上記各実施形態においては、3つの液晶パネルを用いたプロジェクターを例示して説明したが、本発明はこれに限定されるものではなく、1つ、2つ又は4つ以上の液晶パネルを用いたプロジェクターにも適用可能である。
上記各実施形態においては、透過型のプロジェクターを例示して説明したが、本発明はこれに限定されるものではなく、反射型のプロジェクターにも適用することが可能である。ここで、「透過型」とは、透過型の液晶パネル等のように光変調手段としての電気光学変調装置が光を透過するタイプであることを意味しており、「反射型」とは、反射型の液晶パネルやマイクロミラー型光変調装置などのように光変調手段としての電気光学変調装置が光を反射するタイプであることを意味している。マイクロミラー型光変調装置としては、例えば、DMD(デジタルマイクロミラーデバイス;Texas Instruments社の商標)を用いることができる。反射型のプロジェクターにこの発明を適用した場合にも、透過型のプロジェクターと同様の効果を得ることができる。
本発明は、投写画像を観察する側から投写するフロント投写型プロジェクターに適用する場合にも、投写画像を観察する側とは反対の側から投写するリア投写型プロジェクターに適用する場合にも可能である。
なお、本発明は上述の実施形態に限定されず、本発明の要旨の範囲内で種々の変形実施が可能である。
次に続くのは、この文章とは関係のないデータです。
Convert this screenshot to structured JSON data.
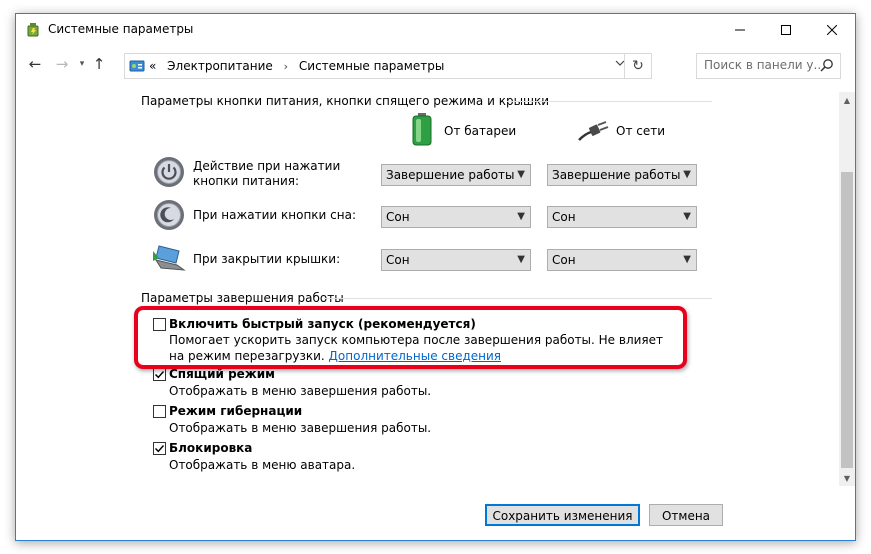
{
  "window": {
    "title": "Системные параметры",
    "icon": "power-options-icon"
  },
  "address": {
    "overflow": "«",
    "crumbs": [
      "Электропитание",
      "Системные параметры"
    ],
    "separator": "›"
  },
  "search": {
    "placeholder": "Поиск в панели у..."
  },
  "power_buttons": {
    "section_title": "Параметры кнопки питания, кнопки спящего режима и крышки",
    "col_battery": "От батареи",
    "col_ac": "От сети",
    "rows": [
      {
        "label": "Действие при нажатии кнопки питания:",
        "battery": "Завершение работы",
        "ac": "Завершение работы",
        "icon": "power-button-icon"
      },
      {
        "label": "При нажатии кнопки сна:",
        "battery": "Сон",
        "ac": "Сон",
        "icon": "sleep-button-icon"
      },
      {
        "label": "При закрытии крышки:",
        "battery": "Сон",
        "ac": "Сон",
        "icon": "laptop-lid-icon"
      }
    ]
  },
  "shutdown": {
    "section_title": "Параметры завершения работы",
    "options": [
      {
        "title": "Включить быстрый запуск (рекомендуется)",
        "checked": false,
        "desc": "Помогает ускорить запуск компьютера после завершения работы. Не влияет на режим перезагрузки. ",
        "link": "Дополнительные сведения"
      },
      {
        "title": "Спящий режим",
        "checked": true,
        "desc": "Отображать в меню завершения работы."
      },
      {
        "title": "Режим гибернации",
        "checked": false,
        "desc": "Отображать в меню завершения работы."
      },
      {
        "title": "Блокировка",
        "checked": true,
        "desc": "Отображать в меню аватара."
      }
    ]
  },
  "buttons": {
    "save": "Сохранить изменения",
    "cancel": "Отмена"
  },
  "colors": {
    "accent": "#0078d7",
    "highlight": "#e8001c",
    "link": "#0066cc"
  }
}
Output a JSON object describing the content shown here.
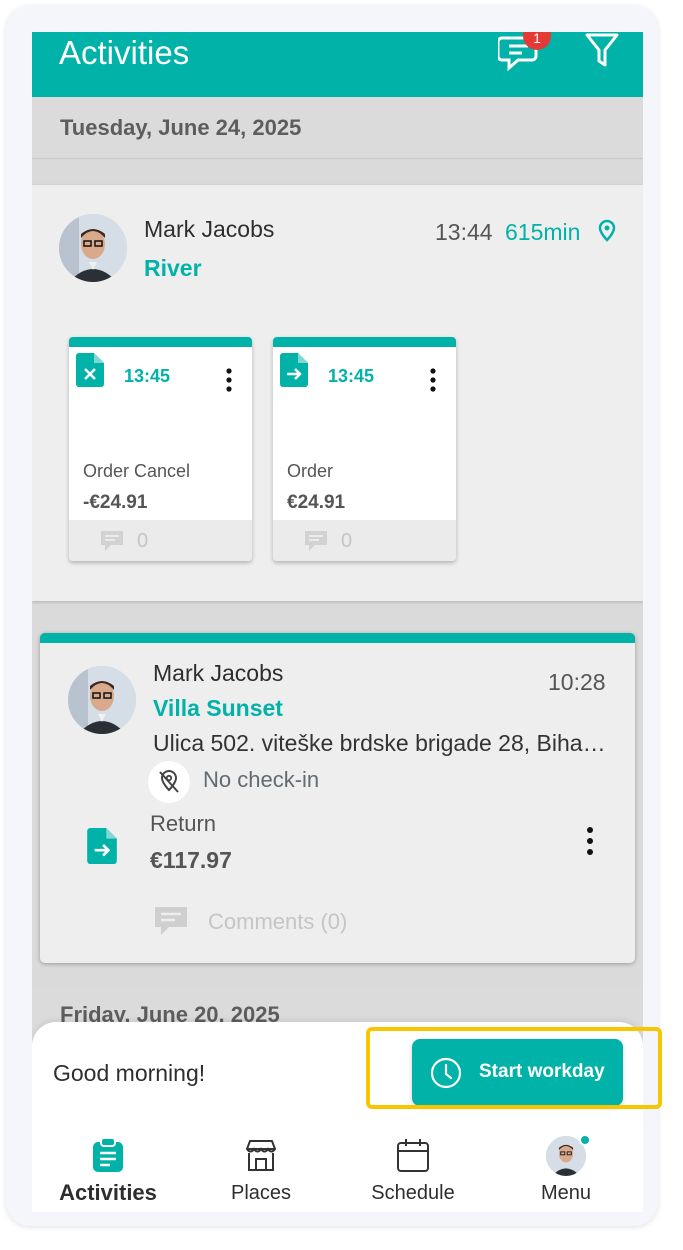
{
  "appbar": {
    "title": "Activities",
    "chat_badge": "1"
  },
  "day1": {
    "date": "Tuesday, June 24, 2025",
    "visit": {
      "user": "Mark Jacobs",
      "place": "River",
      "time": "13:44",
      "duration": "615min",
      "documents": [
        {
          "type": "Order Cancel",
          "time": "13:45",
          "amount": "-€24.91",
          "comments": "0",
          "icon": "document-cancel-icon"
        },
        {
          "type": "Order",
          "time": "13:45",
          "amount": "€24.91",
          "comments": "0",
          "icon": "document-arrow-icon"
        }
      ]
    },
    "visit2": {
      "user": "Mark Jacobs",
      "place": "Villa Sunset",
      "time": "10:28",
      "address": "Ulica 502. viteške brdske brigade 28, Biha…",
      "checkin": "No check-in",
      "doc_type": "Return",
      "doc_amount": "€117.97",
      "comments": "Comments (0)"
    }
  },
  "day2": {
    "date": "Friday, June 20, 2025"
  },
  "sheet": {
    "greeting": "Good morning!",
    "start_button": "Start workday"
  },
  "nav": [
    {
      "label": "Activities",
      "icon": "clipboard-icon",
      "active": true
    },
    {
      "label": "Places",
      "icon": "store-icon"
    },
    {
      "label": "Schedule",
      "icon": "calendar-icon"
    },
    {
      "label": "Menu",
      "icon": "avatar"
    }
  ],
  "colors": {
    "accent": "#00b2a7",
    "highlight": "#f7c600",
    "badge": "#e53935"
  }
}
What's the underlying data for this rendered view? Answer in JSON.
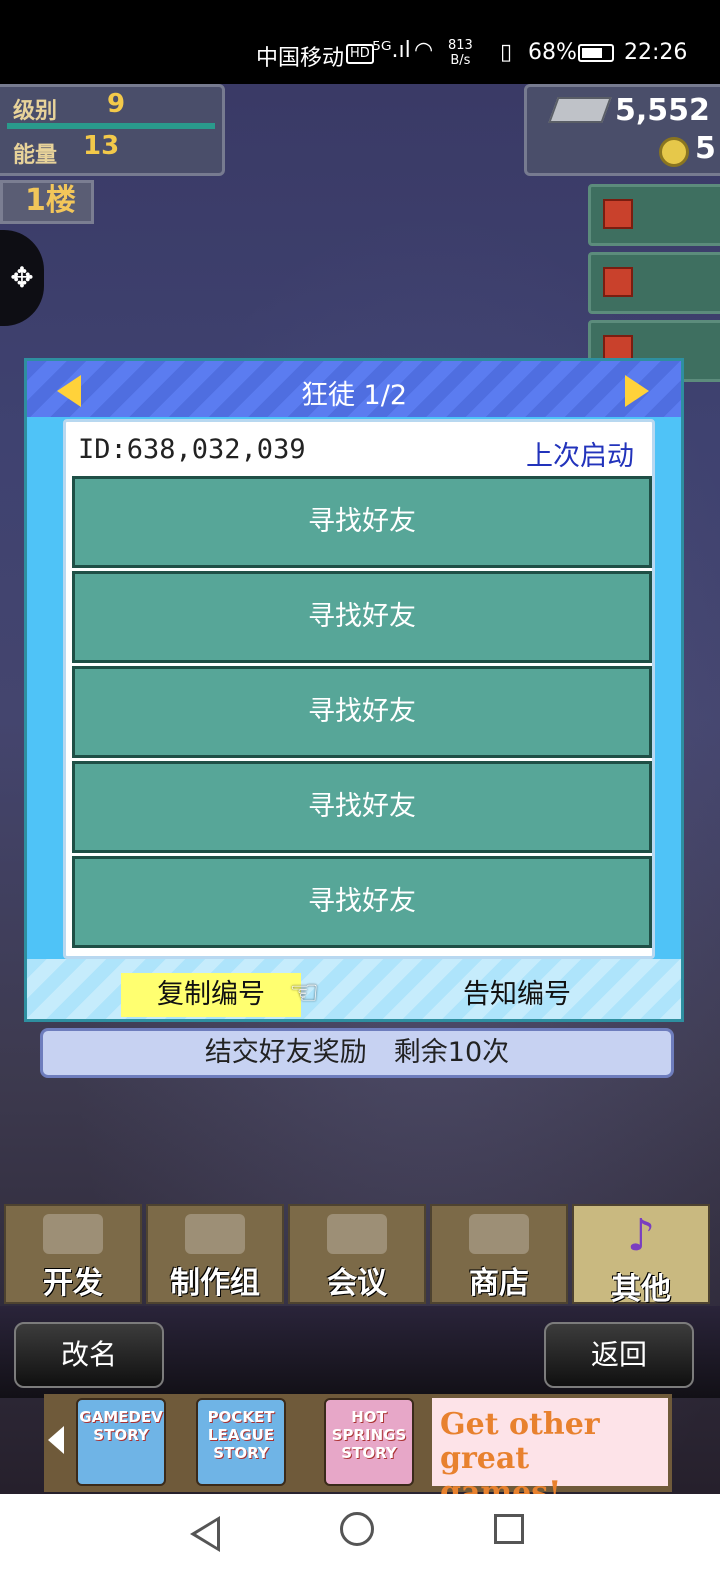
{
  "status_bar": {
    "carrier": "中国移动",
    "hd": "HD",
    "signal": "⁵ᴳ.ıl",
    "wifi": "◠",
    "speed_value": "813",
    "speed_unit": "B/s",
    "vibrate": "▯",
    "battery_percent": "68%",
    "time": "22:26"
  },
  "hud": {
    "level_label": "级别",
    "level_value": "9",
    "energy_label": "能量",
    "energy_value": "13",
    "floor_label": "1楼",
    "money": "5,552",
    "coins": "5"
  },
  "dialog": {
    "title": "狂徒 1/2",
    "id_text": "ID:638,032,039",
    "last_start_label": "上次启动",
    "friend_rows": [
      "寻找好友",
      "寻找好友",
      "寻找好友",
      "寻找好友",
      "寻找好友"
    ],
    "copy_button": "复制编号",
    "notify_button": "告知编号",
    "reward_text": "结交好友奖励　剩余10次"
  },
  "menu": {
    "tabs": [
      {
        "label": "开发"
      },
      {
        "label": "制作组"
      },
      {
        "label": "会议"
      },
      {
        "label": "商店"
      },
      {
        "label": "其他",
        "icon": "♪"
      }
    ],
    "rename_button": "改名",
    "back_button": "返回"
  },
  "ad": {
    "games": [
      "GAMEDEV STORY",
      "POCKET LEAGUE STORY",
      "HOT SPRINGS STORY"
    ],
    "cta": "Get other great games!"
  },
  "colors": {
    "dialog_bg": "#4fc3f7",
    "row_bg": "#57a698",
    "copy_highlight": "#ffff70",
    "link_blue": "#2233bb"
  }
}
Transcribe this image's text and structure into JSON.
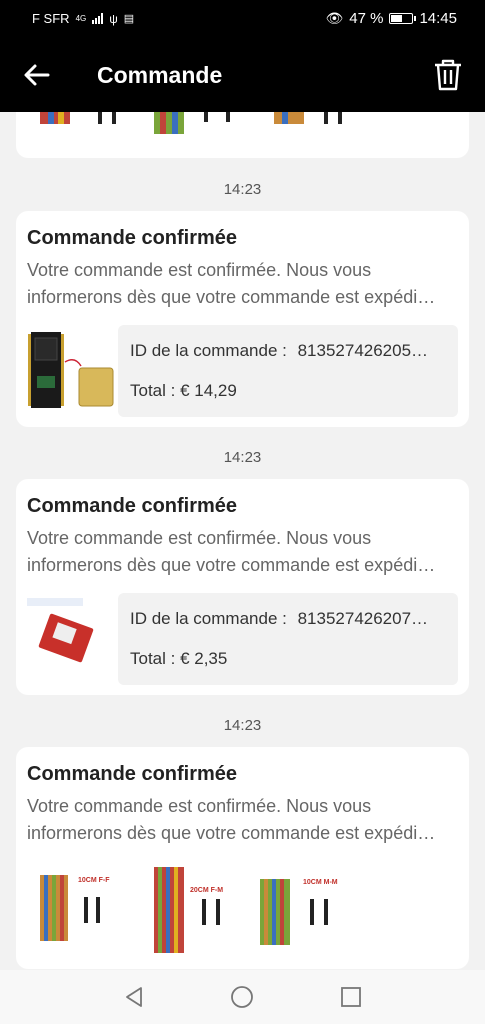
{
  "status_bar": {
    "carrier": "F SFR",
    "network": "4G",
    "battery": "47 %",
    "battery_level": 0.47,
    "time": "14:45"
  },
  "header": {
    "title": "Commande",
    "back_icon": "arrow-left-icon",
    "delete_icon": "trash-icon"
  },
  "messages": [
    {
      "time": "14:23",
      "title": "Commande confirmée",
      "desc_line1": "Votre commande est confirmée. Nous vous",
      "desc_line2": "informerons dès que votre commande est expédi…",
      "order_id_label": "ID de la commande :",
      "order_id": "813527426205…",
      "total": "Total : € 14,29"
    },
    {
      "time": "14:23",
      "title": "Commande confirmée",
      "desc_line1": "Votre commande est confirmée. Nous vous",
      "desc_line2": "informerons dès que votre commande est expédi…",
      "order_id_label": "ID de la commande :",
      "order_id": "813527426207…",
      "total": "Total : € 2,35"
    },
    {
      "time": "14:23",
      "title": "Commande confirmée",
      "desc_line1": "Votre commande est confirmée. Nous vous",
      "desc_line2": "informerons dès que votre commande est expédi…",
      "product_labels": [
        "10CM F-F",
        "20CM F-M",
        "10CM M-M"
      ]
    }
  ],
  "colors": {
    "header_bg": "#000000",
    "page_bg": "#f2f2f2",
    "card_bg": "#ffffff",
    "text_dark": "#222222",
    "text_gray": "#666666"
  }
}
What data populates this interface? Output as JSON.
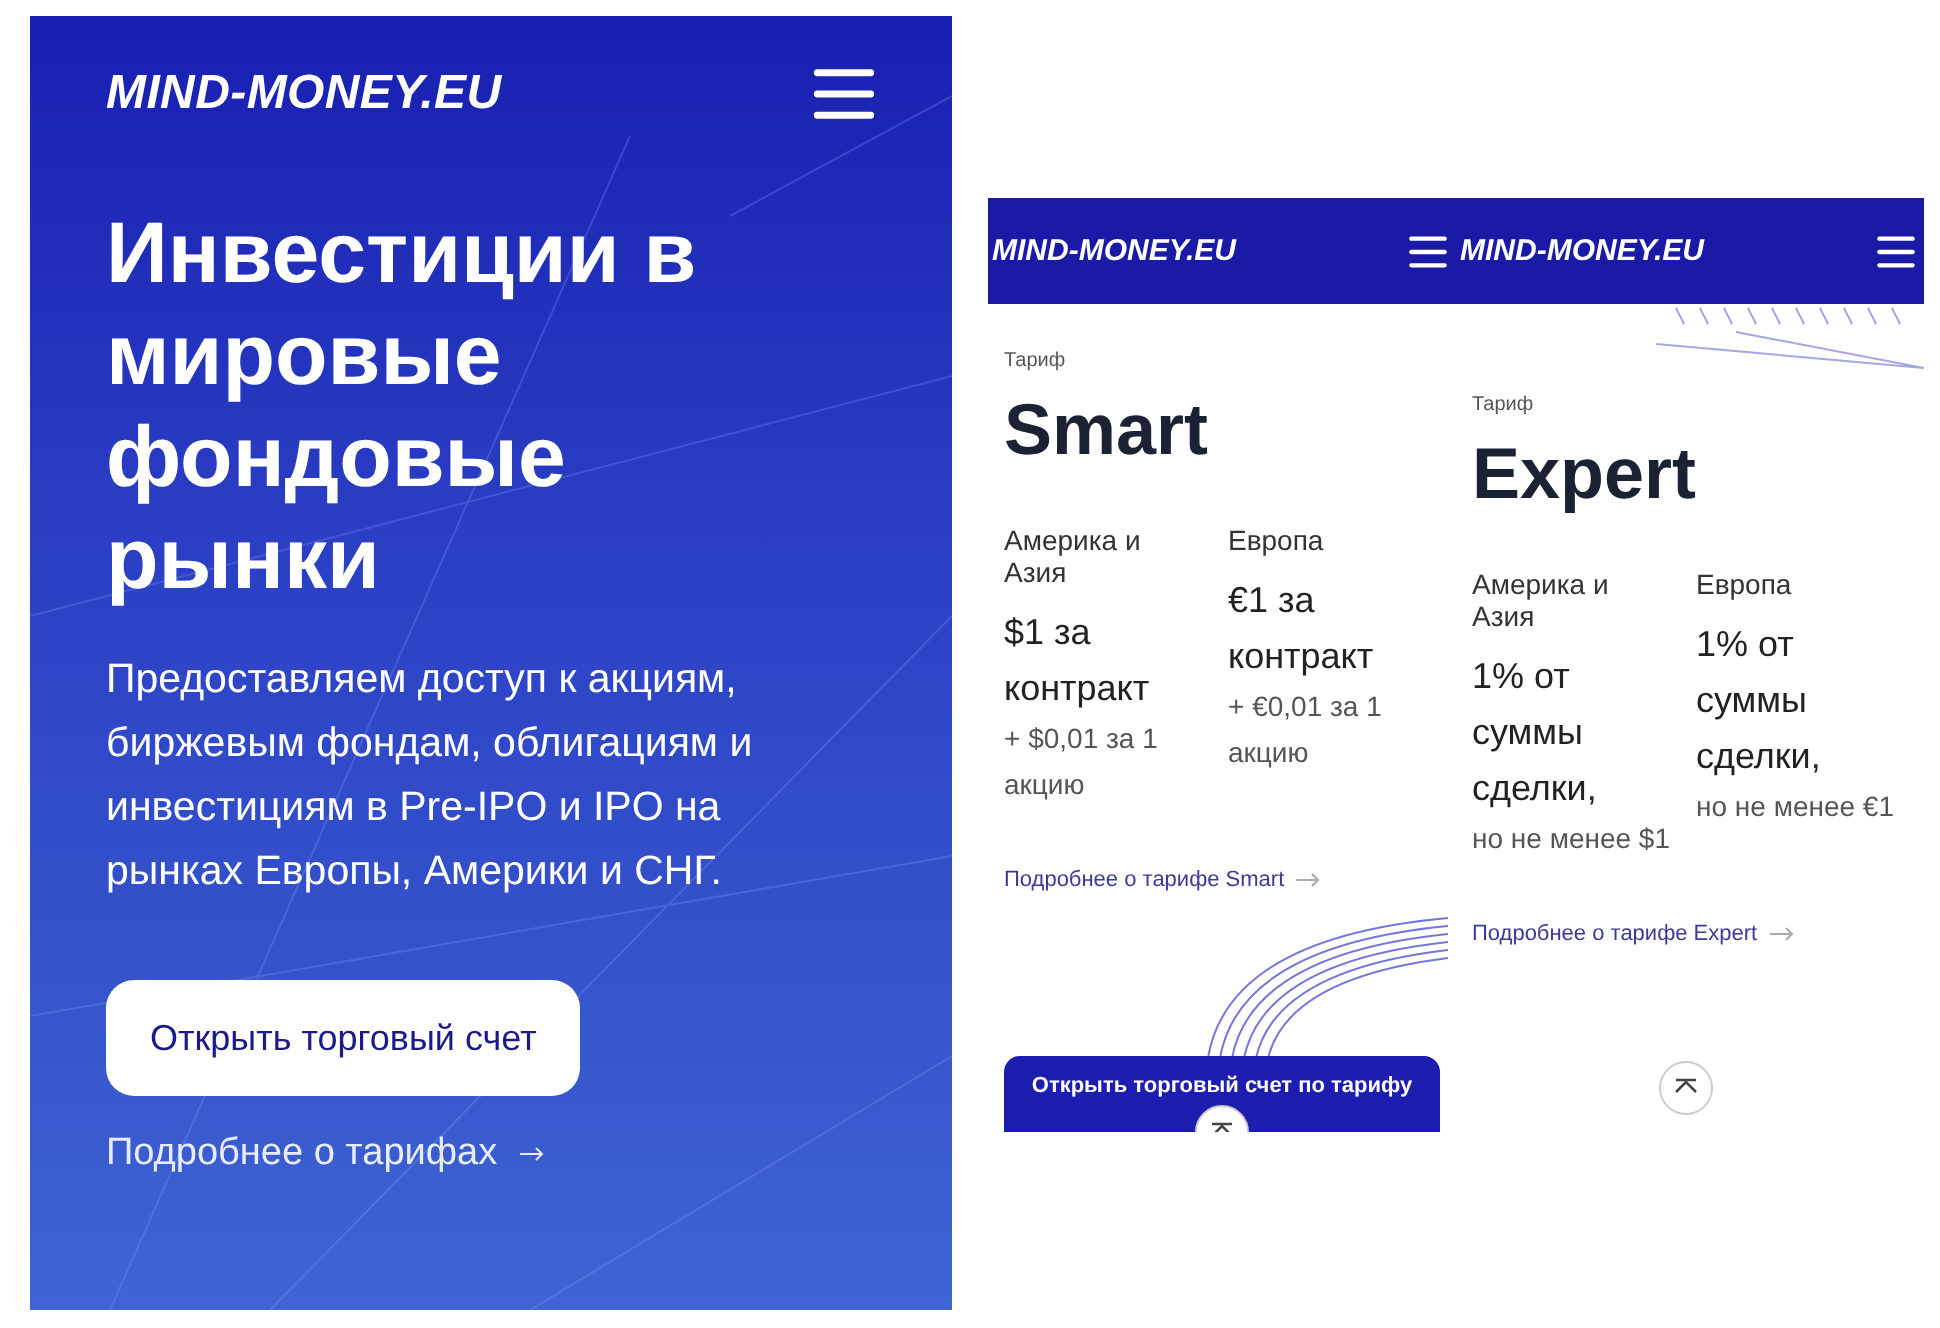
{
  "screens": [
    {
      "kind": "hero",
      "logo": "MIND-MONEY.EU",
      "title": "Инвестиции в мировые фондовые рынки",
      "description": "Предоставляем доступ к акциям, биржевым фондам, облигациям и  инвестициям в Pre-IPO и IPO на рынках Европы, Америки и СНГ.",
      "button": "Открыть торговый счет",
      "link": "Подробнее о тарифах"
    },
    {
      "kind": "tariff",
      "logo": "MIND-MONEY.EU",
      "label": "Тариф",
      "name": "Smart",
      "regions": [
        {
          "name": "Америка и Азия",
          "price": "$1 за контракт",
          "note": "+ $0,01 за 1 акцию"
        },
        {
          "name": "Европа",
          "price": "€1 за контракт",
          "note": "+ €0,01 за 1 акцию"
        }
      ],
      "link": "Подробнее о тарифе Smart",
      "button": "Открыть торговый счет по тарифу"
    },
    {
      "kind": "tariff",
      "logo": "MIND-MONEY.EU",
      "label": "Тариф",
      "name": "Expert",
      "regions": [
        {
          "name": "Америка и Азия",
          "price": "1% от суммы сделки,",
          "note": "но не менее $1"
        },
        {
          "name": "Европа",
          "price": "1% от суммы сделки,",
          "note": "но не менее €1"
        }
      ],
      "link": "Подробнее о тарифе Expert"
    }
  ]
}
本発明は、実施の形態で説明した構成と実質的に同一の構成(例えば、機能、方法及び結果が同一の構成、あるいは目的及び効果が同一の構成)を含む。また、本発明は、実施の形態で説明した構成の本質的でない部分を置き換えた構成を含む。また、本発明は、実施の形態で説明した構成と同一の作用効果を奏する構成又は同一の目的を達成することができる構成を含む。また、本発明は、実施の形態で説明した構成に公知技術を付加した構成を含む。